Por José Ignacio Lanzagorta García
Es un lugar común pedir propuestas. Es una ingenua fantasía imaginar a la ciudadanía debatiendo en la sobremesa entre sofisticadas alternativas de política pública. Es una estrategia dominante que el candidato presente generalidades, clichés, trivialidades bien aderezadas y buenas intenciones en lugar de documentos programáticos. Se trata de apelar a las mayorías, no de ahuyentarlas con tecnicismos o, peor aún, abrirse múltiples frentes de ataques con cada propuesta. En campañas, ningún candidato quiere ser de la maligna derecha, pero tampoco tan de izquierda que entonces las élites apanicadas te tilden de ser “un peligro para México”. Aquí todos queremos que “México salga adelante” y así. Aquí todos tocamos la guitarra y vamos al súper.
La convergencia a la mediocridad significa un espacio libre para el apasionado, para el que desea algo más que la presidencia por la presidencia misma. Quien sí consigue decir algo, darlo a entender y, sobre todo, imaginar una ruta, pone la agenda. Es tan fácil como eso… y al parecer tan difícil. Cuando Anaya presentó la idea de un ingreso universal básico, corrieron ríos de tinta. No es gratuito que cuando López Obrador simplemente mencionó al aire la posibilidad de la amnistía, el avispero ha quedado agitado desde entonces. Estamos ávidos de algo más que mensajes de Año Nuevo o de los escuetos y vacíos programas organizados en numerales como el de Meade sobre seguridad que hoy Alejandro Hope deshace en su columna.
A lo mejor todavía no queremos o no sirve dar lectura a iniciativas de leyes secundarias y reglamentarias, pero el espacio para imaginar otros futuros posibles está más que abierto… y al parecer medio desocupado. La creatividad, las alternativas, las ganas de pensar soluciones a la violencia, a la pobreza, a la desigualdad, a la corrupción pagan. Necesitamos más que chispazos ocasionales.

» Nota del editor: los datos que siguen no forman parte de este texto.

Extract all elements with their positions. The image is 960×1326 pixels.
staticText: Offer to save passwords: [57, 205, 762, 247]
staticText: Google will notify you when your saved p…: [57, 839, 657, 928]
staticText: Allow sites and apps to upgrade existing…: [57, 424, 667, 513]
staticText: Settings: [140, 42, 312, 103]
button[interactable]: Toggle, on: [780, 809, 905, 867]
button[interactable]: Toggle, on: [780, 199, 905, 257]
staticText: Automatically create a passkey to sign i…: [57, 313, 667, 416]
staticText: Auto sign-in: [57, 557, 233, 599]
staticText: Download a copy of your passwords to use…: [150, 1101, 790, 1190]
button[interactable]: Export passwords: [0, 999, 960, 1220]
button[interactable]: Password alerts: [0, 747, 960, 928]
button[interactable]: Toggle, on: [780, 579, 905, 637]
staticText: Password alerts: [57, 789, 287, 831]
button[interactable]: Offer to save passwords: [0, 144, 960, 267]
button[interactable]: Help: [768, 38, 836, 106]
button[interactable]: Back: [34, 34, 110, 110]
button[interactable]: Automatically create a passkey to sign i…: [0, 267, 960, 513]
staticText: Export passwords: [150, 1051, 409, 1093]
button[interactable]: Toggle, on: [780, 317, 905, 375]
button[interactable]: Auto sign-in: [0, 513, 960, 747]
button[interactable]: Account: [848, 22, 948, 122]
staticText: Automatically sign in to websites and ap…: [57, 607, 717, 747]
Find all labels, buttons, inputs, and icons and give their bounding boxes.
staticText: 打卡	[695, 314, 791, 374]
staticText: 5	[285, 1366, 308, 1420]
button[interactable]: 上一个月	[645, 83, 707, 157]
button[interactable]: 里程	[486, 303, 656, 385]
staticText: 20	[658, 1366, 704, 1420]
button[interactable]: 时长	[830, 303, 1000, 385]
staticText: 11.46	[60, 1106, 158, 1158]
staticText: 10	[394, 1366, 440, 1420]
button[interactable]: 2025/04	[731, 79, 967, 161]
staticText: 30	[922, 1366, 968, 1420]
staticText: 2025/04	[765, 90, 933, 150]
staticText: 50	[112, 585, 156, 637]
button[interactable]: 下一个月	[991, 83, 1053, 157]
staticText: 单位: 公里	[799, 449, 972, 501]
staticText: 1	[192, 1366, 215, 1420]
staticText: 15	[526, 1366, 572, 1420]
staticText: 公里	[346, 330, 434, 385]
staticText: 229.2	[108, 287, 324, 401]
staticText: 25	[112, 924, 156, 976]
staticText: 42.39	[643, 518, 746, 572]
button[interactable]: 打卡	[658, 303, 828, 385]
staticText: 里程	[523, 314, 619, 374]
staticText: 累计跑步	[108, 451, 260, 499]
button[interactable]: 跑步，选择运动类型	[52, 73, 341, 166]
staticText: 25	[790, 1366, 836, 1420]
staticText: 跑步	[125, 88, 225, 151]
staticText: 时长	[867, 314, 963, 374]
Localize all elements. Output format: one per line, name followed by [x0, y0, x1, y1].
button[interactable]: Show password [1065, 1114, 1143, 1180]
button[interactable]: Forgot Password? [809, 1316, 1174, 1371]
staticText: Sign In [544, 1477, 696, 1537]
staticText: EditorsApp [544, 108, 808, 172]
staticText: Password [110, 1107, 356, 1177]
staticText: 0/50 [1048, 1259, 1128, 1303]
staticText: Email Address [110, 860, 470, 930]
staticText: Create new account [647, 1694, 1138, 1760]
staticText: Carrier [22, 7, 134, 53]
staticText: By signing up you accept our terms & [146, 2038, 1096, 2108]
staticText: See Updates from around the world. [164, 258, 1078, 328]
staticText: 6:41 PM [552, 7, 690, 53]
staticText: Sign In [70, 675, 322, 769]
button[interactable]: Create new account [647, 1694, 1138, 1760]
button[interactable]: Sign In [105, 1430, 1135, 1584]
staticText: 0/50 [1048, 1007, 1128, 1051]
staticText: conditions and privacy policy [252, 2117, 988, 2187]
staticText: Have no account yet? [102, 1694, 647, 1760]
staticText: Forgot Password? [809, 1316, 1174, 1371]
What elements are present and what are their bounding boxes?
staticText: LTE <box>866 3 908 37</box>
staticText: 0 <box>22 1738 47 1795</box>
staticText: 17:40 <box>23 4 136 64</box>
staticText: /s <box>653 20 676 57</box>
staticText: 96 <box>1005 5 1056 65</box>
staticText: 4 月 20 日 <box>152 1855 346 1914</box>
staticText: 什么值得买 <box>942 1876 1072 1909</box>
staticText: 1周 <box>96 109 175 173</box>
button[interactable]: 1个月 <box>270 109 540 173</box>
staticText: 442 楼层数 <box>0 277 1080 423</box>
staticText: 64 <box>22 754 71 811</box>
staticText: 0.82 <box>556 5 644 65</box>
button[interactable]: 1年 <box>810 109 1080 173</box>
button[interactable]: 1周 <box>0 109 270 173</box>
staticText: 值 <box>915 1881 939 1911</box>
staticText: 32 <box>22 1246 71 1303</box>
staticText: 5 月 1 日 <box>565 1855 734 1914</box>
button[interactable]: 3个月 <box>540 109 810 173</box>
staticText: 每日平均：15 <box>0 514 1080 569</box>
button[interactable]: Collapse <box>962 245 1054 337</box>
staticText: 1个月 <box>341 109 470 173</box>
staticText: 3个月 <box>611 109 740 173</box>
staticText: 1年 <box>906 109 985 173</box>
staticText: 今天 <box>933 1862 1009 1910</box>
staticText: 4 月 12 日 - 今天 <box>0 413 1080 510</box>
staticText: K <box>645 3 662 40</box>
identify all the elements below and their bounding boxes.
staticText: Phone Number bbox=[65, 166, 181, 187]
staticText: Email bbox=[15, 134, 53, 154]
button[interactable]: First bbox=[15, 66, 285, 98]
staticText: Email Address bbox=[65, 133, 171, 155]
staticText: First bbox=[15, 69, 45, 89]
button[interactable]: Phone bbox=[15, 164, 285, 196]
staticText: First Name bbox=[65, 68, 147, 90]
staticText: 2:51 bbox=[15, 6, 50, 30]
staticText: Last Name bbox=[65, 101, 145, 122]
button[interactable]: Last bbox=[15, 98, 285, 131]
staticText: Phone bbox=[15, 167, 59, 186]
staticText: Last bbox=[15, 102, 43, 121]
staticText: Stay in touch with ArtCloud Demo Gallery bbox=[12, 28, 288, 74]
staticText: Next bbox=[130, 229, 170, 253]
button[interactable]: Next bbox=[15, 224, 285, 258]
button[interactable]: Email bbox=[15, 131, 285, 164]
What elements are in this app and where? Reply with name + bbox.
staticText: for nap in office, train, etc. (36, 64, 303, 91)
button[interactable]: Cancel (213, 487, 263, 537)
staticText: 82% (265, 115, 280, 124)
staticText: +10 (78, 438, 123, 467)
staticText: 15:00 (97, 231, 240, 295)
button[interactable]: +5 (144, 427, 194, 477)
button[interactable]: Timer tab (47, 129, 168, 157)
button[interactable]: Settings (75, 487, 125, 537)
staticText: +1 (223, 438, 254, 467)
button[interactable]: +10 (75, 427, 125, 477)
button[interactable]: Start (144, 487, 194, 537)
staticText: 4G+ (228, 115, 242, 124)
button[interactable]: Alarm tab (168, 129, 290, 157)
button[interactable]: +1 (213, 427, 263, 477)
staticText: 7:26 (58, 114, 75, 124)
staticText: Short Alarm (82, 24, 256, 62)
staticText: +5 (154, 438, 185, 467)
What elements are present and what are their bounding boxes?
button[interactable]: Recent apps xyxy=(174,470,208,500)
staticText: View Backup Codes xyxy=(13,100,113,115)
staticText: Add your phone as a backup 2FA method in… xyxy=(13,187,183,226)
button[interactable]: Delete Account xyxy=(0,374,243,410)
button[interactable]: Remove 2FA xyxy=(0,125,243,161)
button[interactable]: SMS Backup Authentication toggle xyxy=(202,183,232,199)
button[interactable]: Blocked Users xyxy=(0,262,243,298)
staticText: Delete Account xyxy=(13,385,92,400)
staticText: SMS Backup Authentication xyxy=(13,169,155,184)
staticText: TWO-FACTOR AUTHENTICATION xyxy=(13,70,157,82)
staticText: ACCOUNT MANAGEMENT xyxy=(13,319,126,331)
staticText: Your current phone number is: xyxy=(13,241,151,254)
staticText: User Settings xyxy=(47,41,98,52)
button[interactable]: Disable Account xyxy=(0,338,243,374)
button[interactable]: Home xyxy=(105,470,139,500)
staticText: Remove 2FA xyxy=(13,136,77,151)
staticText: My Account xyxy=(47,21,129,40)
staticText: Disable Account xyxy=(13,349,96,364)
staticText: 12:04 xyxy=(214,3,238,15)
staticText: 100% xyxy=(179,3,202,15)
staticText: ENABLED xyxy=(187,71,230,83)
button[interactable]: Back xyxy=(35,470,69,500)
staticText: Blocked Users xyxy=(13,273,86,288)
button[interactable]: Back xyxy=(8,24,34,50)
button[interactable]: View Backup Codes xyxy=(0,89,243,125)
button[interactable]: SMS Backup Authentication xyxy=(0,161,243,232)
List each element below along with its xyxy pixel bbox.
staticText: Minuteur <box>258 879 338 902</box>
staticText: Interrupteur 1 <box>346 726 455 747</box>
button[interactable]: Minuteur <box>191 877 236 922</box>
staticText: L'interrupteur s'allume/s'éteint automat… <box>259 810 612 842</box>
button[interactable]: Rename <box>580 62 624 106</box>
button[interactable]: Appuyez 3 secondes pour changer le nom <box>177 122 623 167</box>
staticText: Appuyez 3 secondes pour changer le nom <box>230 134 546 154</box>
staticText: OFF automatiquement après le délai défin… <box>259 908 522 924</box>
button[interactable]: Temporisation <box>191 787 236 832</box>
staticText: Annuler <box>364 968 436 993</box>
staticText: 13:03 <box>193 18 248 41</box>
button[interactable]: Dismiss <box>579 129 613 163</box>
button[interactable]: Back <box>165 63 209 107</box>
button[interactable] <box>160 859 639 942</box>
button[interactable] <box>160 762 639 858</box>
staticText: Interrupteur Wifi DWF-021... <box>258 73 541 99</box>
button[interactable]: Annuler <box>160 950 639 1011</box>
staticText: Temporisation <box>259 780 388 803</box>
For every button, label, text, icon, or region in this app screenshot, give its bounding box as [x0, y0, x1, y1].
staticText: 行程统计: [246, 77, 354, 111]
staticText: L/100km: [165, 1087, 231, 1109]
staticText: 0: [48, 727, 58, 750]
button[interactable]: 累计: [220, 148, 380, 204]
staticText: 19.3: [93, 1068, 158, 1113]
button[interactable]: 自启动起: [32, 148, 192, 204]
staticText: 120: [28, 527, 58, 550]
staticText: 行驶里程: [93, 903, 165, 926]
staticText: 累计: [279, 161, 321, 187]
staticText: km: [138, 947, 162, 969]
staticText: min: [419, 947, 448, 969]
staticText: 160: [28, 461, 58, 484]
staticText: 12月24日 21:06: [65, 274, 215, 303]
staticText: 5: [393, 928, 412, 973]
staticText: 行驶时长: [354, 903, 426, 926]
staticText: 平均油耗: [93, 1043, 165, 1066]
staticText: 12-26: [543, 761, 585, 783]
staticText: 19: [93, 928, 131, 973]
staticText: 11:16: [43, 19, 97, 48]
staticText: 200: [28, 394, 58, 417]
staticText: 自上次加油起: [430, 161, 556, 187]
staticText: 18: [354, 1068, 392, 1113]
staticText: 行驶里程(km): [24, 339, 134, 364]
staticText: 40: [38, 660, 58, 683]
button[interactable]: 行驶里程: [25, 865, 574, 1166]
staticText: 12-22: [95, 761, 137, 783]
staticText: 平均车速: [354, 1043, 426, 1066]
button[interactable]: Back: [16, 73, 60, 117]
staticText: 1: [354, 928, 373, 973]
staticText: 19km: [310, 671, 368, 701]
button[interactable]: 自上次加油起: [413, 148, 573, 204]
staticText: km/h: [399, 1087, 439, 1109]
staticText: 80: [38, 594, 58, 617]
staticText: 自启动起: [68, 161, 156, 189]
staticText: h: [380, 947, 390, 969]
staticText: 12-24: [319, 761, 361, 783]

Sabemos que el PRI no da y no puede dar para ello. La campaña de Meade no decide si presentarse como una continuidad que merece más tiempo o como renovación de un régimen que aprende de sus errores o, ni siquiera, consigue vender la ficción de la ruptura del “candidato ciudadano”. Sólo es vacío. Al parecer y hasta ahora, en la (pre)campaña y en sus negociaciones partidistas no ha sido capaz de generar una promesa de continuidad o certeza que inspire ni siquiera a los propios priistas fuera del círculo del candidato.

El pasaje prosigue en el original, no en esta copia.